Constructed profiles of Wall Street sell-side analysts and developed an opportunity matrix to prioritize our educational efforts with the sell-side.  Key advocates were identified. 

Utilized stock surveillance firm, The Carson Group, to gather intelligence on daily changes in large institutional owners of both PNU and MTC. 

Crafted targeting lists of investors by geographical location for conducting investor meetings with management based on level of influence.

Developed tools for tracking the daily progress of the merger sentiment, including price performance charts, a share gap chart, and list of buyers/sellers.

Identified 1,000 Wall Street and international analysts who follow the pharmaceutical industry. 


Due to the controversial nature of the Monsanto business and the initial stock reaction, the media was not supportive of the merger.  As a result, a conscious effort was made to develop Wall Street analysts and investors to become vocal advocates for the merger.

Based on the stratification of sell-side analysts, Steve Tighe at Merrill Lynch, the number one rated pharmaceutical analyst, was identified as the strongest Wall Street proponent for the merger.  Investor relations worked closely with Steve and other analysts who were not restricted to publish frequent positive reports during the merger process. 

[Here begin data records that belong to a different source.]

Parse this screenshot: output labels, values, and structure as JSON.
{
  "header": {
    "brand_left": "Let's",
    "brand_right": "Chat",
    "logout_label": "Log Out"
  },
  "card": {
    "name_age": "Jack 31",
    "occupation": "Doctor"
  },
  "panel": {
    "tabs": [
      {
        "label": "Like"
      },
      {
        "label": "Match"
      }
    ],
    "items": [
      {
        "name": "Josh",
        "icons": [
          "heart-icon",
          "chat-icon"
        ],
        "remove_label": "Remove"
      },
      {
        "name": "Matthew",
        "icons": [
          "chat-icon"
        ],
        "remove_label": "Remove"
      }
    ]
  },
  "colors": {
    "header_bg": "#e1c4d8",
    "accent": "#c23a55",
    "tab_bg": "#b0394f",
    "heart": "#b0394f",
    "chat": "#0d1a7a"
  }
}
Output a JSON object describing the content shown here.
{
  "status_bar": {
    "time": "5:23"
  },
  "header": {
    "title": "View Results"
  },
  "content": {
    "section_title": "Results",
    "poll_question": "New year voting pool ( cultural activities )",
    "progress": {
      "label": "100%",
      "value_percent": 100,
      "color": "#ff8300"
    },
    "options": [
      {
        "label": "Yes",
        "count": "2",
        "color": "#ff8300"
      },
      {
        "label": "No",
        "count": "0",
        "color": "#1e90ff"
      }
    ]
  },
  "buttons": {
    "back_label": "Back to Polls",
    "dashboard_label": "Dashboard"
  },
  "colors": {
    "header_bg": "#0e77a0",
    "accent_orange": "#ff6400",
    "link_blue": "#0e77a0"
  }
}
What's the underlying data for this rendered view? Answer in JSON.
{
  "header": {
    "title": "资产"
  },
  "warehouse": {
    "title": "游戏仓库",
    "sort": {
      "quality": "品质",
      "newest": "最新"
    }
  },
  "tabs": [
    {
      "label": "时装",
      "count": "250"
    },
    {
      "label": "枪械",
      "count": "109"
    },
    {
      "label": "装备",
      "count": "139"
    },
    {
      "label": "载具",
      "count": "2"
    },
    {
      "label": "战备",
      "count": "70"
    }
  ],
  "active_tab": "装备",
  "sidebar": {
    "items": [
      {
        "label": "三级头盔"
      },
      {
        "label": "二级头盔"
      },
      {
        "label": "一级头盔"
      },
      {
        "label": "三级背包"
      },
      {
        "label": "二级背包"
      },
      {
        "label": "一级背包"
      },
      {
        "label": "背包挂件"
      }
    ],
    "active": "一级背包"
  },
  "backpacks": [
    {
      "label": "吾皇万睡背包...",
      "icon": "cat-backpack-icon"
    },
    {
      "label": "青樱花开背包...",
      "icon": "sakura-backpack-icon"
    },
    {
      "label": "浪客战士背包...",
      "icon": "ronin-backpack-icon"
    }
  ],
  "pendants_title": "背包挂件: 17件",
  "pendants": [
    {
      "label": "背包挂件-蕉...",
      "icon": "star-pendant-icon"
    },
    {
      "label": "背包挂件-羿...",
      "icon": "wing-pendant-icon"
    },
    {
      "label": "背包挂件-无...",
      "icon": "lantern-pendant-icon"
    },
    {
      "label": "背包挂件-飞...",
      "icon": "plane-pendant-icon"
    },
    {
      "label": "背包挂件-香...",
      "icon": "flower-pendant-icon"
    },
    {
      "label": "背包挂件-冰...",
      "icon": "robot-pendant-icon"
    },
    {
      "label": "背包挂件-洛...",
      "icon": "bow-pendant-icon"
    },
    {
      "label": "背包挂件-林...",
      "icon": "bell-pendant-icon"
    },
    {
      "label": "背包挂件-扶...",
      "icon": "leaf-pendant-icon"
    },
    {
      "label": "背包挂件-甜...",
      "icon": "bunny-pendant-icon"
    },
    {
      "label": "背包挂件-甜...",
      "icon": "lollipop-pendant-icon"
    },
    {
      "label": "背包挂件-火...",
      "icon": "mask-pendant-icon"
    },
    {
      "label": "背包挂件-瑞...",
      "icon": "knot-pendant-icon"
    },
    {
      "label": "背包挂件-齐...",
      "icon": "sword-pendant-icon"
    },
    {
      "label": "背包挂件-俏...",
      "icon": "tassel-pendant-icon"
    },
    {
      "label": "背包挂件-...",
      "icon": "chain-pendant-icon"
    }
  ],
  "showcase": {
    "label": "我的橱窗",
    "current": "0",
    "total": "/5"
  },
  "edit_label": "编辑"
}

Based on the perception studies, investor relations staff conducted one-on-one meetings with targeted analysts based on the opportunity matrix and conducted a broad educational effort on the merits of the merger to both pharmaceutical and agricultural constituencies.

The team orchestrated an international road show in 14 cities in 10 days featuring senior management of the new company.  On the first day of the international road show, the company hosted a conference call with investors and outlined the rationale for the merger and the pro forma sales and earnings projections.  The trading gap narrowed to 7% during the first 2 days of the road show.

Company officials told the merger story to key investors representing over 50% of the companies’ shares.  By the end of the formal road show, the sentiment had clearly shifted.  The trading gap closed to 2% and the merger vote now exceeded the majority required.

Created a video from the perspective of external experts to support the merger rationale.

The sell-side educational effort culminated with the distribution of a 9-minute video on CD-ROM produced explicitly for these analysts.  The video was also posted on the corporate web site for individual investors.


Pharmacia Corporation became the most highly rated pharmaceutical company on Wall Street, overtaking the industry leader Pfizer.

Two sell-side analysts upgraded the stock after initially downgraded the stock.

On March 23 over 94% of shareholders from each company voted in favor of the merger.   

The merger was completed in record time by pharmaceutical industry standards.

Pharmacia is the leading stock performer in the pharmaceutical industry in 2000, up 72%.
MedAd News recognized Pharmacia Corporation as their Company of the Year.